Thread: Shoulder workout myths?????
02-21-2002, 01:48 PM #1New Member
- Join Date
- Feb 2002
- Birmingham UK
Shoulder workout myths?????
Boyz, Boyz, Boyz,
can anyone please tell me if this is true:
"Shoulders react and grow better with higher rep exercises as opposed to heavier weights and lower reps"
I can't remember where I heard it, just that I did once hear it.

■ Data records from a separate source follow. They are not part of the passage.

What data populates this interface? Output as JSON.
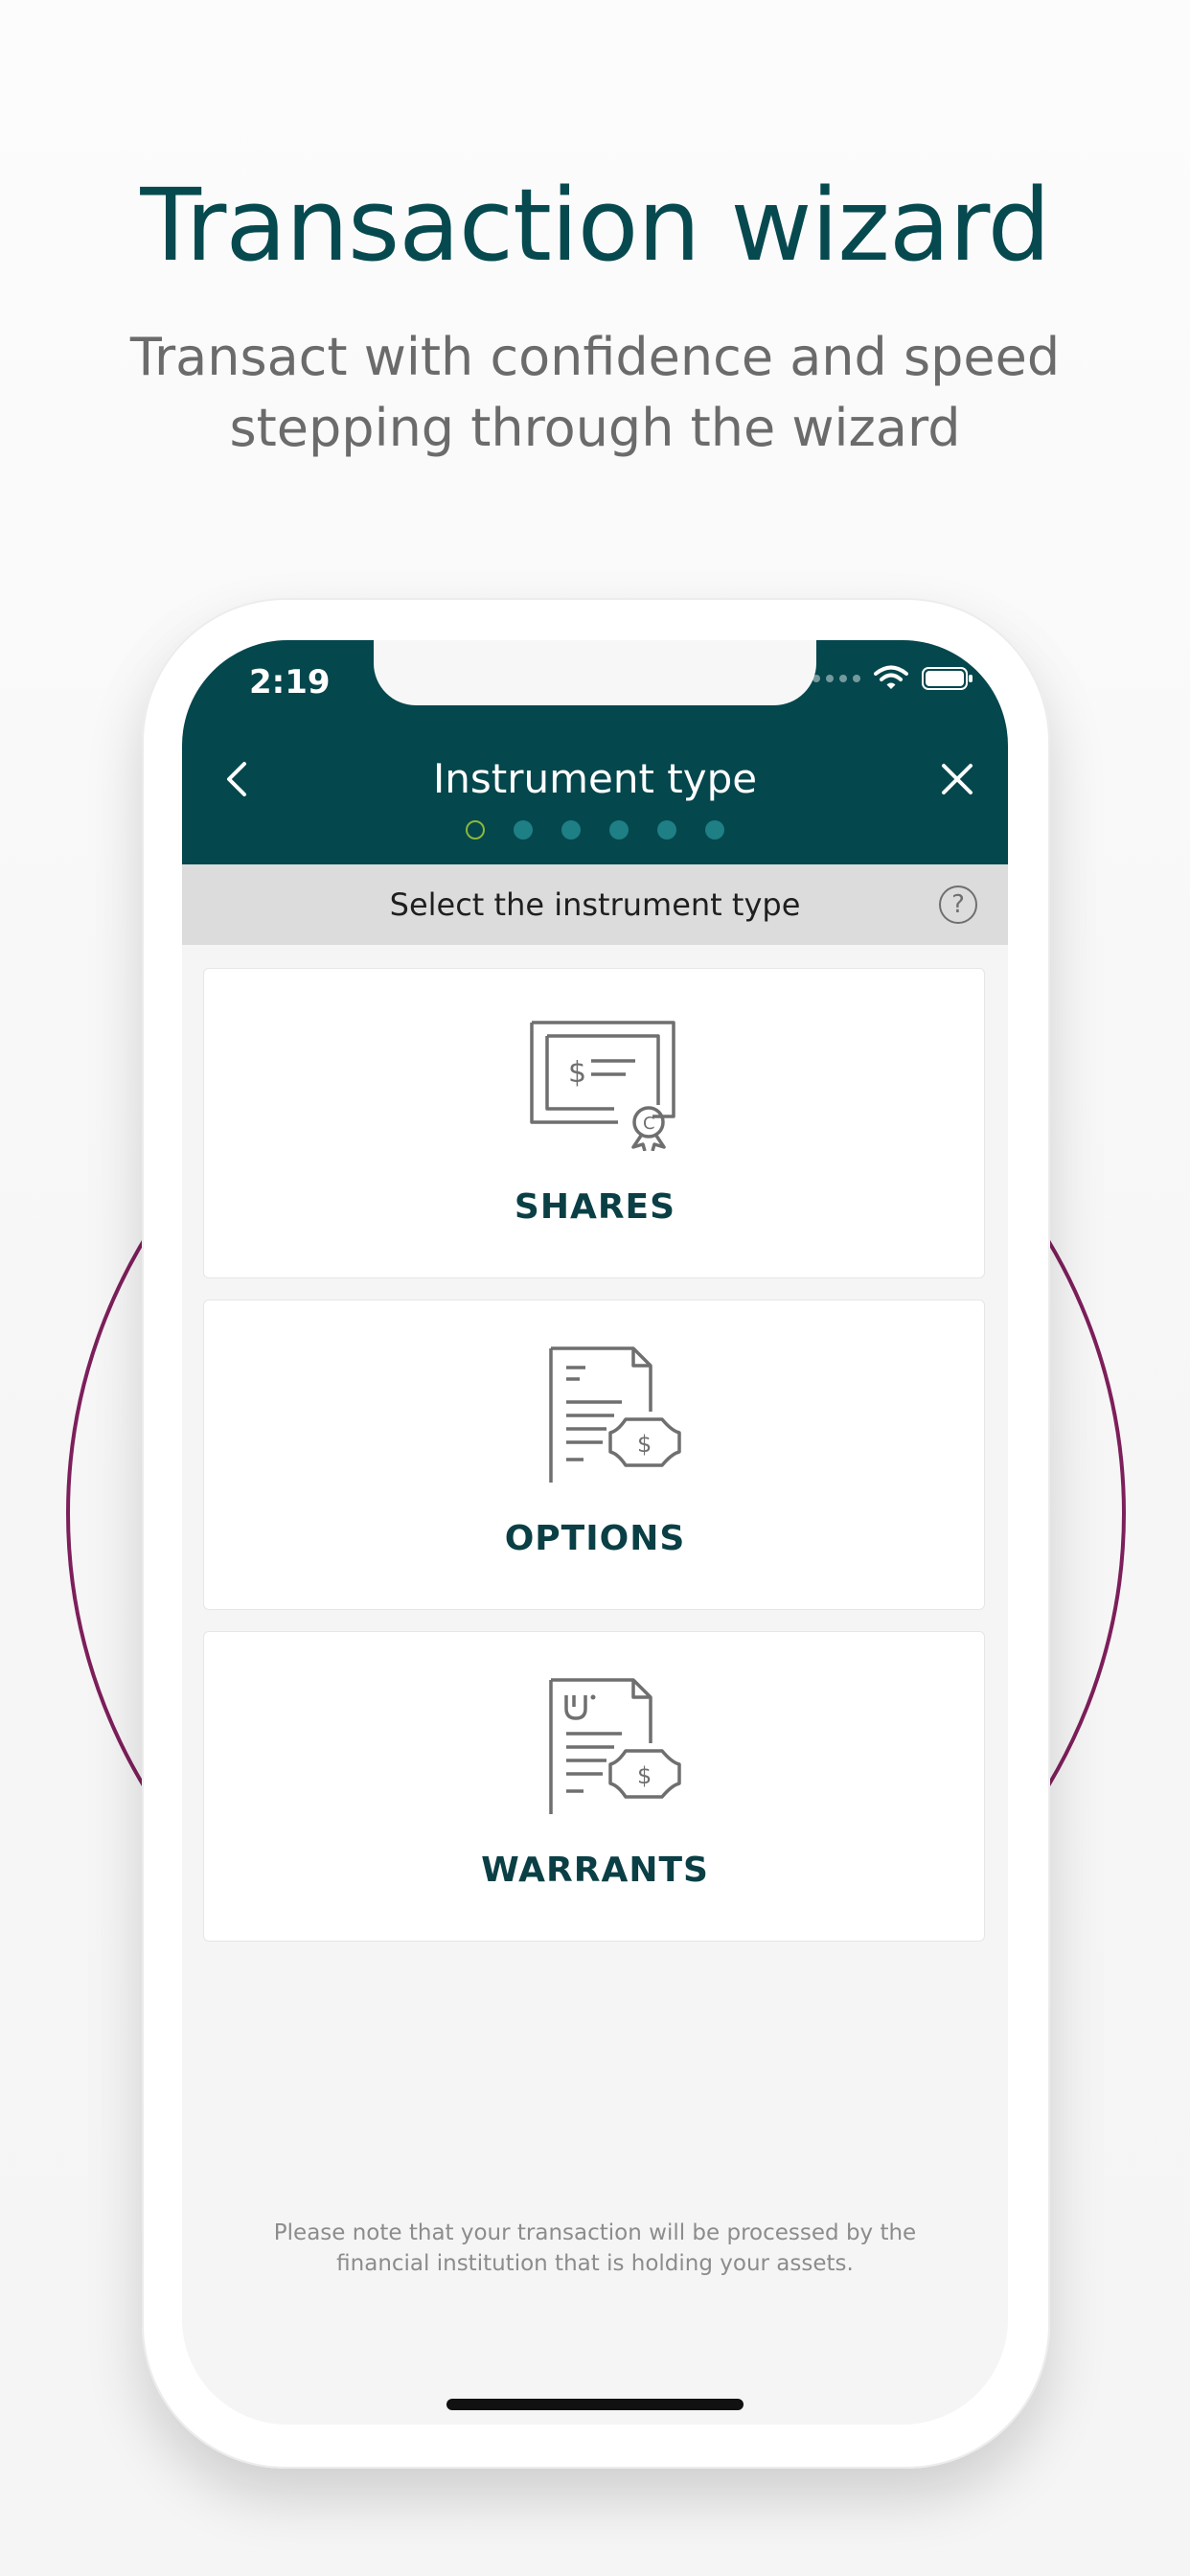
{
  "promo": {
    "title": "Transaction wizard",
    "subtitle": "Transact with confidence and speed stepping through the wizard"
  },
  "status_bar": {
    "time": "2:19"
  },
  "header": {
    "title": "Instrument type",
    "back_icon": "chevron-left-icon",
    "close_icon": "close-icon",
    "steps_total": 6,
    "current_step": 1
  },
  "subheader": {
    "text": "Select the instrument type",
    "help_label": "?"
  },
  "instruments": [
    {
      "label": "SHARES",
      "icon": "share-certificate-icon"
    },
    {
      "label": "OPTIONS",
      "icon": "options-document-icon"
    },
    {
      "label": "WARRANTS",
      "icon": "warrant-document-icon"
    }
  ],
  "footer": {
    "note": "Please note that your transaction will be processed by the financial institution that is holding your assets."
  },
  "colors": {
    "brand": "#04474d",
    "accent_ring": "#7d1f5b",
    "step_current": "#8bb83a",
    "step_pending": "#1e7f85"
  }
}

02-21-2002, 04:09 PM #2Member
- Join Date
- Jan 2002
its hard to make big generalizations like that when it comes to training. IMO, you should do whatever works best for you, and sometimes that can take years to find out. This is what I do (and i'll apply it to shoulder exercises, although I use this same idea for almost all of my training).
Depending on how many times a week you work shoulders (either once a week or twice a week) pick some exercises (maybe about 2 exercises if you are working shoulders twice a week and maybe 4 exercises if you are working them once a week...) Now, pick a rep range, say 8-12 reps on military press...

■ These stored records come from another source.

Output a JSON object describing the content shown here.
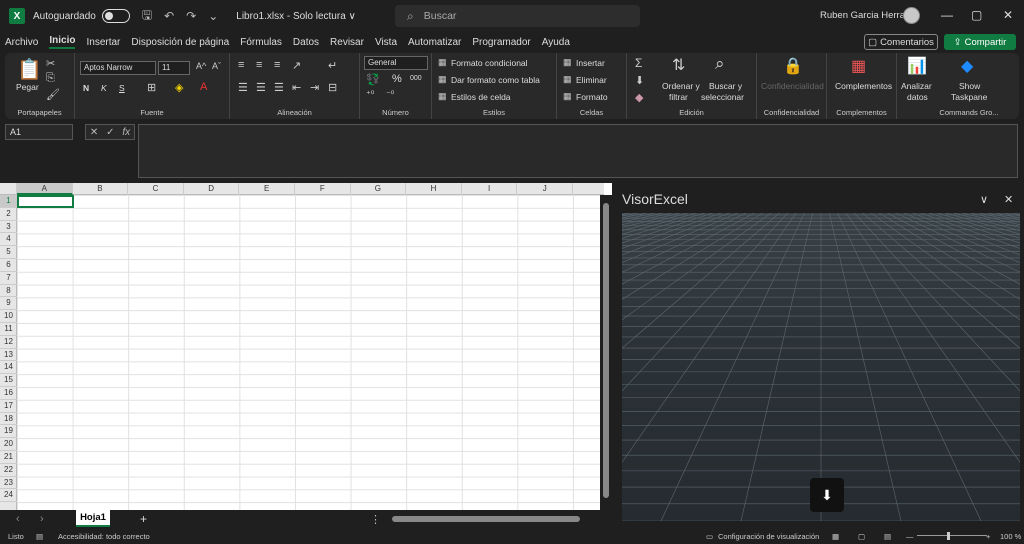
{
  "titlebar": {
    "app_icon": "X",
    "autosave_label": "Autoguardado",
    "filename": "Libro1.xlsx  -  Solo lectura ∨",
    "search_placeholder": "Buscar",
    "user_name": "Ruben Garcia Herranz",
    "minimize": "—",
    "maximize": "▢",
    "close": "✕"
  },
  "menu": [
    "Archivo",
    "Inicio",
    "Insertar",
    "Disposición de página",
    "Fórmulas",
    "Datos",
    "Revisar",
    "Vista",
    "Automatizar",
    "Programador",
    "Ayuda"
  ],
  "menu_active": "Inicio",
  "comments_label": "Comentarios",
  "share_label": "Compartir",
  "ribbon": {
    "portapapeles": {
      "paste": "Pegar",
      "label": "Portapapeles"
    },
    "fuente": {
      "font": "Aptos Narrow",
      "size": "11",
      "label": "Fuente",
      "bold": "N",
      "italic": "K",
      "underline": "S"
    },
    "alineacion": {
      "label": "Alineación"
    },
    "numero": {
      "format": "General",
      "label": "Número",
      "percent": "%",
      "thousands": "000"
    },
    "estilos": {
      "cond": "Formato condicional",
      "table": "Dar formato como tabla",
      "cell": "Estilos de celda",
      "label": "Estilos"
    },
    "celdas": {
      "insert": "Insertar",
      "delete": "Eliminar",
      "format": "Formato",
      "label": "Celdas"
    },
    "edicion": {
      "sort1": "Ordenar y",
      "sort2": "filtrar",
      "find1": "Buscar y",
      "find2": "seleccionar",
      "label": "Edición"
    },
    "confidencialidad": {
      "btn": "Confidencialidad",
      "label": "Confidencialidad"
    },
    "complementos": {
      "btn": "Complementos",
      "label": "Complementos"
    },
    "analizar": {
      "l1": "Analizar",
      "l2": "datos"
    },
    "commands": {
      "l1": "Show",
      "l2": "Taskpane",
      "label": "Commands Gro..."
    }
  },
  "namebox": "A1",
  "fx": "fx",
  "columns": [
    "A",
    "B",
    "C",
    "D",
    "E",
    "F",
    "G",
    "H",
    "I",
    "J"
  ],
  "rows": [
    "1",
    "2",
    "3",
    "4",
    "5",
    "6",
    "7",
    "8",
    "9",
    "10",
    "11",
    "12",
    "13",
    "14",
    "15",
    "16",
    "17",
    "18",
    "19",
    "20",
    "21",
    "22",
    "23",
    "24"
  ],
  "sheet_tab": "Hoja1",
  "add_sheet": "+",
  "taskpane": {
    "title": "VisorExcel"
  },
  "status": {
    "ready": "Listo",
    "accessibility": "Accesibilidad: todo correcto",
    "display_settings": "Configuración de visualización",
    "zoom": "100 %"
  }
}
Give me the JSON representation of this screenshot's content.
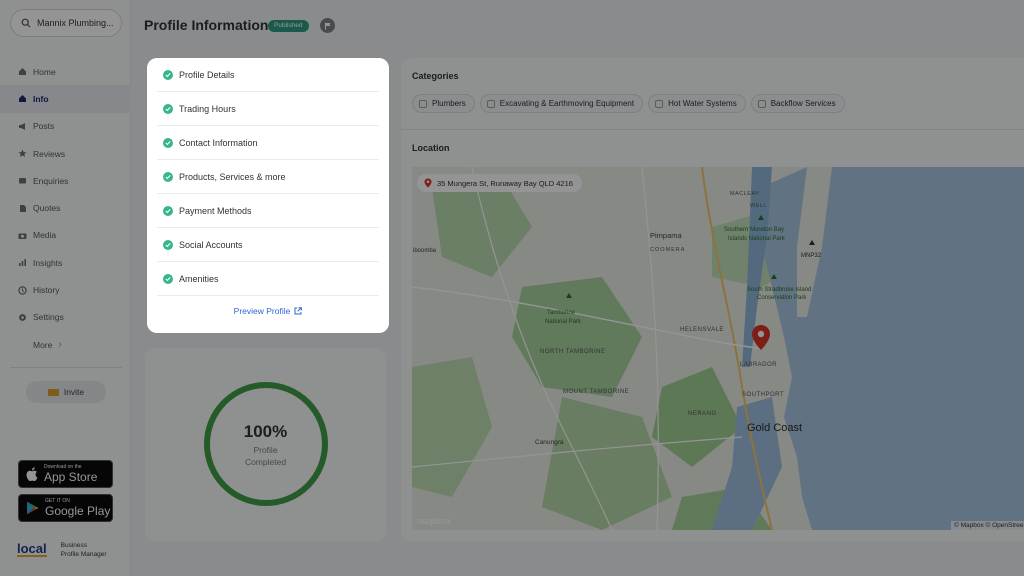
{
  "sidebar": {
    "business_name": "Mannix Plumbing...",
    "items": [
      {
        "label": "Home",
        "icon": "home-icon"
      },
      {
        "label": "Info",
        "icon": "info-icon",
        "active": true
      },
      {
        "label": "Posts",
        "icon": "megaphone-icon"
      },
      {
        "label": "Reviews",
        "icon": "star-icon"
      },
      {
        "label": "Enquiries",
        "icon": "inbox-icon"
      },
      {
        "label": "Quotes",
        "icon": "document-icon"
      },
      {
        "label": "Media",
        "icon": "camera-icon"
      },
      {
        "label": "Insights",
        "icon": "bar-chart-icon"
      },
      {
        "label": "History",
        "icon": "clock-icon"
      },
      {
        "label": "Settings",
        "icon": "gear-icon"
      }
    ],
    "more_label": "More",
    "invite_label": "Invite",
    "app_store": {
      "small": "Download on the",
      "big": "App Store"
    },
    "google_play": {
      "small": "GET IT ON",
      "big": "Google Play"
    },
    "brand": {
      "logo": "local",
      "line1": "Business",
      "line2": "Profile Manager"
    }
  },
  "header": {
    "title": "Profile Information",
    "status_badge": "Published"
  },
  "checklist": {
    "items": [
      "Profile Details",
      "Trading Hours",
      "Contact Information",
      "Products, Services & more",
      "Payment Methods",
      "Social Accounts",
      "Amenities"
    ],
    "preview_label": "Preview Profile"
  },
  "progress": {
    "percent_label": "100%",
    "label_line1": "Profile",
    "label_line2": "Completed",
    "value": 1.0
  },
  "categories": {
    "title": "Categories",
    "items": [
      "Plumbers",
      "Excavating & Earthmoving Equipment",
      "Hot Water Systems",
      "Backflow Services"
    ]
  },
  "location": {
    "title": "Location",
    "address": "35 Mungera St, Runaway Bay QLD 4216",
    "map_labels": {
      "pimpama": "Pimpama",
      "coomera": "COOMERA",
      "smb1": "Southern Moreton Bay",
      "smb2": "Islands National Park",
      "mnp": "MNP32",
      "ssi1": "South Stradbroke Island",
      "ssi2": "Conservation Park",
      "tamb1": "Tamborine",
      "tamb2": "National Park",
      "ntamb": "NORTH TAMBORINE",
      "mtamb": "MOUNT TAMBORINE",
      "ibooba": "iboomba",
      "helen": "HELENSVALE",
      "labr": "LABRADOR",
      "south": "SOUTHPORT",
      "nerang": "NERANG",
      "gold": "Gold Coast",
      "canungra": "Canungra",
      "macleay": "MACLEAY",
      "well": "WELL"
    },
    "mapbox_logo": "mapbox",
    "attribution": "© Mapbox © OpenStreetMap"
  },
  "colors": {
    "accent_blue": "#2f66d2",
    "check_green": "#37b68a",
    "badge_teal": "#2e9c86",
    "ring_green": "#3f9e46",
    "pin_red": "#d9342b"
  }
}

Pick a weight that you can barley get 8 times without help, now stick with that weight on your first set (do about 3-4 sets usually) and get as many reps as you can on each set, usually dropping about 10 or 15 pounds with each set (depending on rest) and continue starting each workout with that weight until you can get it 12 times without help (spotter that is), then up the weight five or ten pounds so that you can only get it 8 reps and start the whole process all over... this is called a double progession method and is great for keeping your body from adapting to a certain rep number.
If you hit a point where you stop growing for a few weeks, then change the rep range, exercises, or set number... hit some supersets or pre-exhaustion to give you a boost in growth if after a few months you stop gettin stronger... however, excellent form is very important in this program, too much weight or sloppy form will yield you no/very slow results and lead to injury... hope this helps,
Last edited by NightOp; 02-21-2002 at 04:11 PM.